To achieve those goals, IBM is making considerable contributions to its new plan. To help participants build an appropriate foundation for their 401(k) accounts, IBM will give all its employees an automatic contribution starting this year. The company's contribution can range from 1% to 4% of employee pay, depending on the employee's previous pension coverage. (Some older employees who were covered by the defined benefit plan can also get an additional special savings award of another 5% of pay each year, Ms. Salinaro added.)
In addition to the automatic contribution, IBM doubled its matching contribution this year, and now gives participants a dollar-for-dollar match on up to 6% of their overall pay. By comparison, most companies that match employee contributions give 50 cents for every $1 a worker puts in the 401(k), according to the Profit Sharing/401(k) Council of America, Chicago.
David Wray, president of the council, said that more and more companies are boosting their 401(k) match after they freeze their defined benefit pension plans, while others are electing to make automatic contributions instead. But it's extremely rare to come across a company that offers a dollar-for-dollar match plus an additional company contribution, he said, noting that just 4% of companies match 100% of an employee's contributions on up to 6% of pay, while only a third of all companies make an automatic contribution.

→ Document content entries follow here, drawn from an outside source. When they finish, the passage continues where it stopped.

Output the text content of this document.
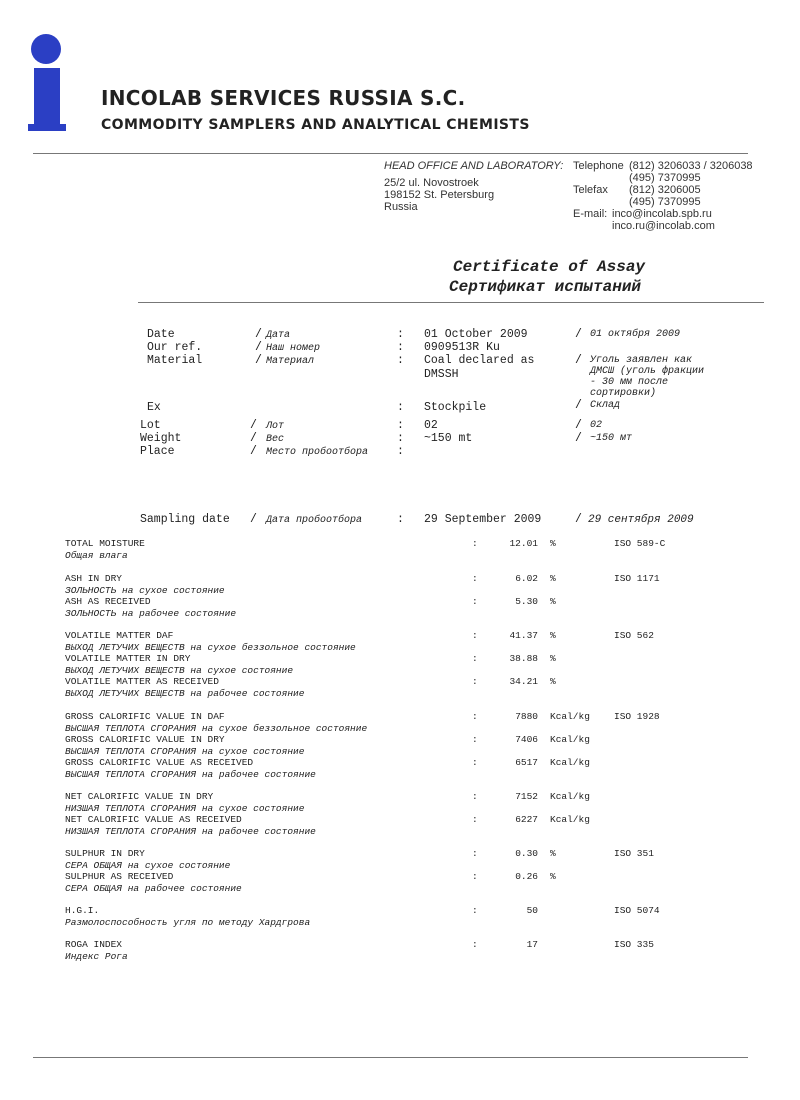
INCOLAB SERVICES RUSSIA S.C.
COMMODITY SAMPLERS AND ANALYTICAL CHEMISTS
HEAD OFFICE AND LABORATORY:
25/2 ul. Novostroek
198152 St. Petersburg
Russia
Telephone (812) 3206033 / 3206038
(495) 7370995
Telefax (812) 3206005
(495) 7370995
E-mail: inco@incolab.spb.ru
inco.ru@incolab.com
Certificate of Assay
Сертификат испытаний
Date	/ Дата	: 01 October 2009	/ 01 октября 2009
Our ref.	/ Наш номер	: 0909513R Ku
Material	/ Материал	: Coal declared as DMSSH
/ Уголь заявлен как ДМСШ (уголь фракции - 30 мм после сортировки)
Ex	: Stockpile	/ Склад
Lot	/ Лот	: 02	/ 02
Weight	/ Вес	: ~150 mt	/ ~150 мт
Place	/ Место пробоотбора	:
Sampling date / Дата пробоотбора	: 29 September 2009	/ 29 сентября 2009
TOTAL MOISTURE
Общая влага
:	12.01 %	ISO 589-C
ASH IN DRY
ЗОЛЬНОСТЬ на сухое состояние
:	6.02 %	ISO 1171
ASH AS RECEIVED
ЗОЛЬНОСТЬ на рабочее состояние
:	5.30 %
VOLATILE MATTER DAF
ВЫХОД ЛЕТУЧИХ ВЕЩЕСТВ на сухое беззольное состояние
:	41.37 %	ISO 562
VOLATILE MATTER IN DRY
ВЫХОД ЛЕТУЧИХ ВЕЩЕСТВ на сухое состояние
:	38.88 %
VOLATILE MATTER AS RECEIVED
ВЫХОД ЛЕТУЧИХ ВЕЩЕСТВ на рабочее состояние
:	34.21 %
GROSS CALORIFIC VALUE IN DAF
ВЫСШАЯ ТЕПЛОТА СГОРАНИЯ на сухое беззольное состояние
:	7880 Kcal/kg	ISO 1928
GROSS CALORIFIC VALUE IN DRY
ВЫСШАЯ ТЕПЛОТА СГОРАНИЯ на сухое состояние
:	7406 Kcal/kg
GROSS CALORIFIC VALUE AS RECEIVED
ВЫСШАЯ ТЕПЛОТА СГОРАНИЯ на рабочее состояние
:	6517 Kcal/kg
NET CALORIFIC VALUE IN DRY
НИЗШАЯ ТЕПЛОТА СГОРАНИЯ на сухое состояние
:	7152 Kcal/kg
NET CALORIFIC VALUE AS RECEIVED
НИЗШАЯ ТЕПЛОТА СГОРАНИЯ на рабочее состояние
:	6227 Kcal/kg
SULPHUR IN DRY
СЕРА ОБЩАЯ на сухое состояние
:	0.30 %	ISO 351
SULPHUR AS RECEIVED
СЕРА ОБЩАЯ на рабочее состояние
:	0.26 %
H.G.I.
Размолоспособность угля по методу Хардгрова
:	50	ISO 5074
ROGA INDEX
Индекс Рога
:	17	ISO 335
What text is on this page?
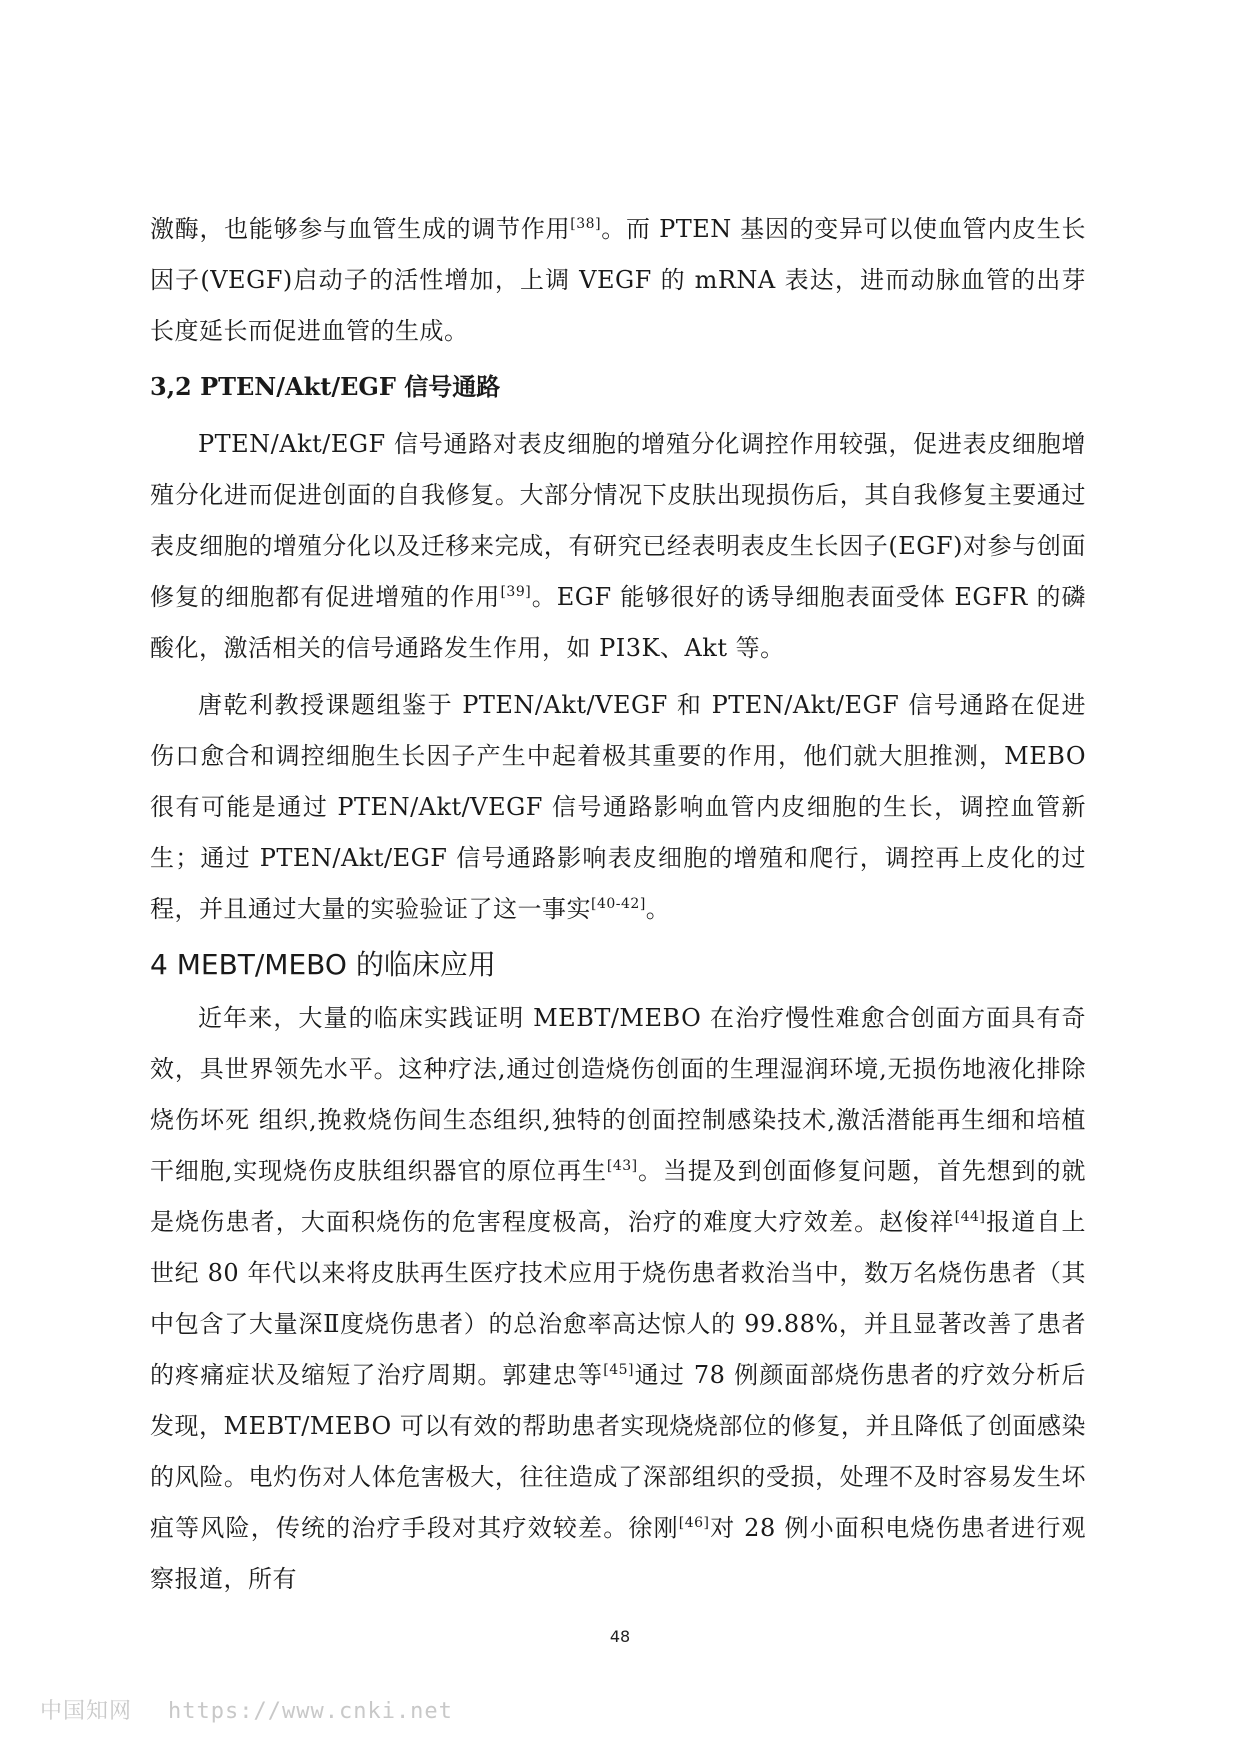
激酶，也能够参与血管生成的调节作用[38]。而 PTEN 基因的变异可以使血管内皮生长因子(VEGF)启动子的活性增加，上调 VEGF 的 mRNA 表达，进而动脉血管的出芽长度延长而促进血管的生成。

3,2 PTEN/Akt/EGF 信号通路

PTEN/Akt/EGF 信号通路对表皮细胞的增殖分化调控作用较强，促进表皮细胞增殖分化进而促进创面的自我修复。大部分情况下皮肤出现损伤后，其自我修复主要通过表皮细胞的增殖分化以及迁移来完成，有研究已经表明表皮生长因子(EGF)对参与创面修复的细胞都有促进增殖的作用[39]。EGF 能够很好的诱导细胞表面受体 EGFR 的磷酸化，激活相关的信号通路发生作用，如 PI3K、Akt 等。

唐乾利教授课题组鉴于 PTEN/Akt/VEGF 和 PTEN/Akt/EGF 信号通路在促进伤口愈合和调控细胞生长因子产生中起着极其重要的作用，他们就大胆推测，MEBO 很有可能是通过 PTEN/Akt/VEGF 信号通路影响血管内皮细胞的生长，调控血管新生；通过 PTEN/Akt/EGF 信号通路影响表皮细胞的增殖和爬行，调控再上皮化的过程，并且通过大量的实验验证了这一事实[40-42]。

4 MEBT/MEBO 的临床应用

近年来，大量的临床实践证明 MEBT/MEBO 在治疗慢性难愈合创面方面具有奇效，具世界领先水平。这种疗法,通过创造烧伤创面的生理湿润环境,无损伤地液化排除烧伤坏死 组织,挽救烧伤间生态组织,独特的创面控制感染技术,激活潜能再生细和培植干细胞,实现烧伤皮肤组织器官的原位再生[43]。当提及到创面修复问题，首先想到的就是烧伤患者，大面积烧伤的危害程度极高，治疗的难度大疗效差。赵俊祥[44]报道自上世纪 80 年代以来将皮肤再生医疗技术应用于烧伤患者救治当中，数万名烧伤患者（其中包含了大量深Ⅱ度烧伤患者）的总治愈率高达惊人的 99.88%，并且显著改善了患者的疼痛症状及缩短了治疗周期。郭建忠等[45]通过 78 例颜面部烧伤患者的疗效分析后发现，MEBT/MEBO 可以有效的帮助患者实现烧烧部位的修复，并且降低了创面感染的风险。电灼伤对人体危害极大，往往造成了深部组织的受损，处理不及时容易发生坏疽等风险，传统的治疗手段对其疗效较差。徐刚[46]对 28 例小面积电烧伤患者进行观察报道，所有

48
中国知网 https://www.cnki.net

While IBM's contributions are hefty, the company expects to realize big long-term savings compared with the cost of maintaining its traditional pension plans. IBM estimates all the changes to its various plans will allow it to reduce worldwide retirement expenses by a total of $2.5 billion to $3 billion by 2010 substantial savings, even for a company that generated $10.4 billion in income last year off almost $100 billion in revenue. Not to mention the reduction in hassle: IBM's switch to a cash-balance pension plan in the late '90s led to a lawsuit alleging the plan discriminated against older workers, a charge that a federal appellate court rejected in 2006.
So it's no surprise that IBM's chief financial officer, Mark Loughridge, was intimately involved in the design of the company's new retirement framework, Ms. Salinaro noted. Figuring out what the next generation of our retirement benefits was going to look like had to be a true partnership between finance, benefits and legal.
Crafting the new retirement platform was about more than just giving IBM's employees money toward their retirement. Ms. Salinaro said IBM executives felt it was critical to provide 401(k) participants with more flexible, yet efficient, ways to save, invest and also draw down their 401(k) assets and to allow them to do this at a relatively low cost.
401(k) plans are not the center of most workers' lives, but they are at the heart of their retirements, observed Alan Glickstein, a senior retirement consultant at Watson Wyatt Worldwide in Dallas. Employers need to find cost-effective ways to adequately prepare participants who are not inclined to be actively engaged in every step of the retirement planning process.
Perhaps the best example of this at IBM involves its use of life-cycle funds, which the company now customizes for its 401(k) participants. The new plan offers multiple life-cycle funds, including target-date funds, which are based on an employee's expected retirement date, and life-stage funds, which are tailored to the participant's risk tolerance.
IBM constructs these in-house funds which automatically invest in a mix of stocks, bonds and other assets (now including commodities, for example) for participants using the core funds on its 401(k) platform. It's much more cost-effective for our employees if we customize these funds, as opposed to taking something off of the shelf, Ms. Salinaro said, adding that cost is even more crucial now that IBM participants are automatically defaulted into target-date funds unless they independently choose another investment option. A typical target-date fund at IBM would cost a participant just 0.10% of assets significantly lower than the 1.24% expense ratio of the average target-date fund, according to Morningstar.
Given their role in the 401(k) plan, IBM's life-cycle funds now sit at the top of the four-tier offering of funds the company has created, which essentially ranks funds based on the level of investment sophistication a participant might desire.
In the second tier, below life-cycle funds, are IBM's core funds, which include some relatively basic bond and passive equity funds. The third tier, called the expanded choice funds, consists of a mix of passive and active domestic, international and emerging equity strategies and several fixed-income strategies.
The fourth tier, dubbed the mutual fund window, allows for more investment flexibility, providing participants with access to roughly 200 more exotic mutual funds, such as global or international small-cap equity funds. IBM tapped five asset managers to provide all the funds for this window, allowing the company to negotiate for lower fees on many of the funds.
Another essential ingredient in IBM's 401(k) Plus, Ms. Salinaro said, is an annuity option that the company added. While many participants pay attention to accumulating assets, few focus on what some call the de-cumulation phase, and few workers have strategies for appropriately withdrawing money from their 401(k) plans to cover the entire span of their retirement.